Longshot has been very clearly set up as an on-ramp for incoming players exactly like me—including some pleasantly clear simplifications of concepts that long-time fans presumably have embedded in their DNA, like avoiding double coverage while throwing a pass—but I didn’t necessarily need that instruction to be provided in the form of yet another emotionally taciturn father substitute play-shaming me over and over again. At least the game’s full tutorials, which are pleasantly robust and include several options that are basically Football For Dummies, finally finished downloading and installing with my copy of the game, meaning I could do a little better than blindly guess on at least some of Coach Ford’s queries.

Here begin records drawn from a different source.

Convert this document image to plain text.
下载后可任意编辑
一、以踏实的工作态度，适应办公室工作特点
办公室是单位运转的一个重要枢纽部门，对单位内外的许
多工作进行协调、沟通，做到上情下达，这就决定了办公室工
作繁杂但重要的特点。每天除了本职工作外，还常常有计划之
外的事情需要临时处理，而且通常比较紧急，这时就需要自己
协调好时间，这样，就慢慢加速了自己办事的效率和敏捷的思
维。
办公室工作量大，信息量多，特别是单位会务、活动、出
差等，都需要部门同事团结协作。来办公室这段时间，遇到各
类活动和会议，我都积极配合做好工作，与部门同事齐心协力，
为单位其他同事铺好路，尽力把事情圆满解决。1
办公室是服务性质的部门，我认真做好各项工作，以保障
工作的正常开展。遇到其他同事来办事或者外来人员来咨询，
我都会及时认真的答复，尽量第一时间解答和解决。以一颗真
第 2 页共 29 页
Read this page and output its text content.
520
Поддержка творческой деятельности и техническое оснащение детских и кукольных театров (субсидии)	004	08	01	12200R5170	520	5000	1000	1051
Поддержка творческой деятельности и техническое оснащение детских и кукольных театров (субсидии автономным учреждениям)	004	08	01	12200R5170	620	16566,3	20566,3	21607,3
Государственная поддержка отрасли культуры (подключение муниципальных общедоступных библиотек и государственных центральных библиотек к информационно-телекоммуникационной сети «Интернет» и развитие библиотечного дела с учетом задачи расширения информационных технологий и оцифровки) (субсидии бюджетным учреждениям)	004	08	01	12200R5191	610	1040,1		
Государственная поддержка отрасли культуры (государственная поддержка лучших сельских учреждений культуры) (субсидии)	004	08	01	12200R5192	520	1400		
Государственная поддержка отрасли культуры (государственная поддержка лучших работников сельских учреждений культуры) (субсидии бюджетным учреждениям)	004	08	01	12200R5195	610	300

(Screenshot: Madden NFL 18)

But I’ll give it up for Longshot, despite its tendency to rub my nose in the steaming mess of my own persistent football ignorance. For every instance where I rolled my eyes at something like “Scouting Report Updated”—the game’s equivalent to Telltale’s classic “Clementine will remember that”—or the sub-GTA comedy stylings of buffoonish TV execs (because a shockingly vast swathe of the game’s plot is based around the backroom struggles of reality TV), there were moments that made me actually care if Devin achieved his dreams and made it into the NFL. (Where we’ll hopefully see him pop up again once I dip into the game’s other modes, somewhere down the line.) Maybe it was just a solid line-read from Lemon or Ali’s smiling, digitally rendered face or the moment when Coach Ford finally opened up to me about his checkered past, but I’ll be damned if I didn’t feel my investment in this character, this story, and this game steadily start to grow.

If the goal of a good sports movie is to infect the viewer with a craving for the real-world equivalents of the feelings it provokes, then Longshot is the perfect vector for Madden. It’s not really about football, so much as it is the reasons hundreds of millions of people care about it, and it’s the perfect bait for a player like me, who’s hunting around for an emotional hook to draw them deeper into the game.